Fortunately, you do have a way to fight credit card errors by filing a credit card dispute. The Fair Credit Billing Act (FCBA) was signed into law to protect “open-end” credit accounts like credit cards, department store accounts, and revolving charge accounts. According to the FCBA, you have the right to dispute credit card charges that occur as a result of fraud, billing errors, or complaints regarding the quality of your purchase.

Here’s everything you need to know to file your own credit card dispute properly.

Spotting Credit Card Fraud vs Billing Errors

Not all credit card charge errors are created equally, so it’s important to understand the difference between fraud and billing errors.

Credit card fraud occurs when your card is hit for an unauthorized charge. It could be accidental, but it could also be the result of thieves and hackers who steal your information and go on an unlawful shopping spree.

Billing errors, on the other hand, occur when a legitimate charge is misrepresented on your billing statement. For example, a single charge might occur twice or a return may fail to process properly.

When to Contact the Vendor or Card Company

The Fair Credit Billing Act (FCBA) gives consumers the ability to dispute charges under certain circumstances. If you believe your credit card account is the victim of any of the following mistakes, reach out to your credit card company immediately:

  • You were charged the incorrect amount on a purchase
  • You didn’t receive credit for a returned item
  • You were charged for items or services you never received
  • You were charged for purchases you never made at all

The FCBA allows the dispute of fraudulent charges (charges for purchases you never made) within 60 days of the transaction. The maximum liability you may face for a fraudulent charge is $50, but most card issuers offer $0 liability policies to ensure you receive all of your money back. You’ll also need to cancel your existing credit card and receive a new card in the mail to prevent another instance of fraud.

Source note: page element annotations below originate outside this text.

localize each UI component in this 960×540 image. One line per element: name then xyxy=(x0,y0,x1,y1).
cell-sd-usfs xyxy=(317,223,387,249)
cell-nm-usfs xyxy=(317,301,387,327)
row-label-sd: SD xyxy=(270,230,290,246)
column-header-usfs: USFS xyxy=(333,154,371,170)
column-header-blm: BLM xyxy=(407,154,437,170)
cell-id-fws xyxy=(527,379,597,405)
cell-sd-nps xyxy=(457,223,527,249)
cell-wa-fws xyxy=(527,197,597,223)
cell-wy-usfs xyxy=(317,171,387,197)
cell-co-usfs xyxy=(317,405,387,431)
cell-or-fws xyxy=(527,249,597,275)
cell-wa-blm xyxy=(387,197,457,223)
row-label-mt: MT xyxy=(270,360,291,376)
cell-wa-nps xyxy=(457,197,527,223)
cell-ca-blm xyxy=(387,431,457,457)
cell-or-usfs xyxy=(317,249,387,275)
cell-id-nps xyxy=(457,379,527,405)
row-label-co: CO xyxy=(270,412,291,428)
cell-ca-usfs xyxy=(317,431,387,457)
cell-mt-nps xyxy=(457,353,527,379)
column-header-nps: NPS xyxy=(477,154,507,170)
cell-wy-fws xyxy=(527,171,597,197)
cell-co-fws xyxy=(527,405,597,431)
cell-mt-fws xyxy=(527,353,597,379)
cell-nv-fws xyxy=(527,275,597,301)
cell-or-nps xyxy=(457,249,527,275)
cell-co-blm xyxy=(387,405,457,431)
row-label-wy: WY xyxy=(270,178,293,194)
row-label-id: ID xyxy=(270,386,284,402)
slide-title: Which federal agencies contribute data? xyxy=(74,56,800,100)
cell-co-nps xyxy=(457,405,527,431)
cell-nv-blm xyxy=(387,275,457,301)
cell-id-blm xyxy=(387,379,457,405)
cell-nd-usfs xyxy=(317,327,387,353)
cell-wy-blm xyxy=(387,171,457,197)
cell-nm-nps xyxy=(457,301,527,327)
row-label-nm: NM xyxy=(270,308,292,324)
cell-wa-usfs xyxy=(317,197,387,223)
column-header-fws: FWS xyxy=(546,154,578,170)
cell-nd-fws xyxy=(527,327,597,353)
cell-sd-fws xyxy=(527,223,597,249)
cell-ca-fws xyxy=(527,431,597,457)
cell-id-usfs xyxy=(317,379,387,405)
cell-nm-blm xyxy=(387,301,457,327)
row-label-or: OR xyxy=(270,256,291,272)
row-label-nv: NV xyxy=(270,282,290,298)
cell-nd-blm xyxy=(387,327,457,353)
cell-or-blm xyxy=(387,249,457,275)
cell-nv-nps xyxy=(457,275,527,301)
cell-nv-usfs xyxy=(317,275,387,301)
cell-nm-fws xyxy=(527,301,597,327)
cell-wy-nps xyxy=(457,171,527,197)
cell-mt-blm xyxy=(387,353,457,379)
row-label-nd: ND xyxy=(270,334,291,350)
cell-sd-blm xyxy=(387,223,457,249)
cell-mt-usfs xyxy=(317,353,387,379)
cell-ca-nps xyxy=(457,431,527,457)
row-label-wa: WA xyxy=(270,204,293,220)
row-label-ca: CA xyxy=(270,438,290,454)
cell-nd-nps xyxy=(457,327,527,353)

Billing errors, which include being charged the wrong amount or never receiving what you ordered, must also be reported within 60 days under the FCBA. It’s best to send your written letter by certified mail so that you have proof of your communication.

You can also try contacting the vendor responsible for the charge directly before you involve your credit card company. If it’s an honest mistake, the vendor will more than likely reimburse you for the difference. However, if the vendor is unresponsive or refuses to help your situation, you have no choice but to file a dispute with the credit card company.

How Chargebacks Work

A chargeback reverses the credit card sale in question. It removes the charge from your bill entirely and charges it back to the original merchant. Consider a chargeback your safety net if the original merchant refuses to help you resolve your dispute.

Even the threat of a chargeback may be enough to encourage the vendor to provide a refund for the disputed purchase in question. Chargebacks hit merchants hard; not only do they incur chargeback fees and higher processing rates, but they also lose credibility.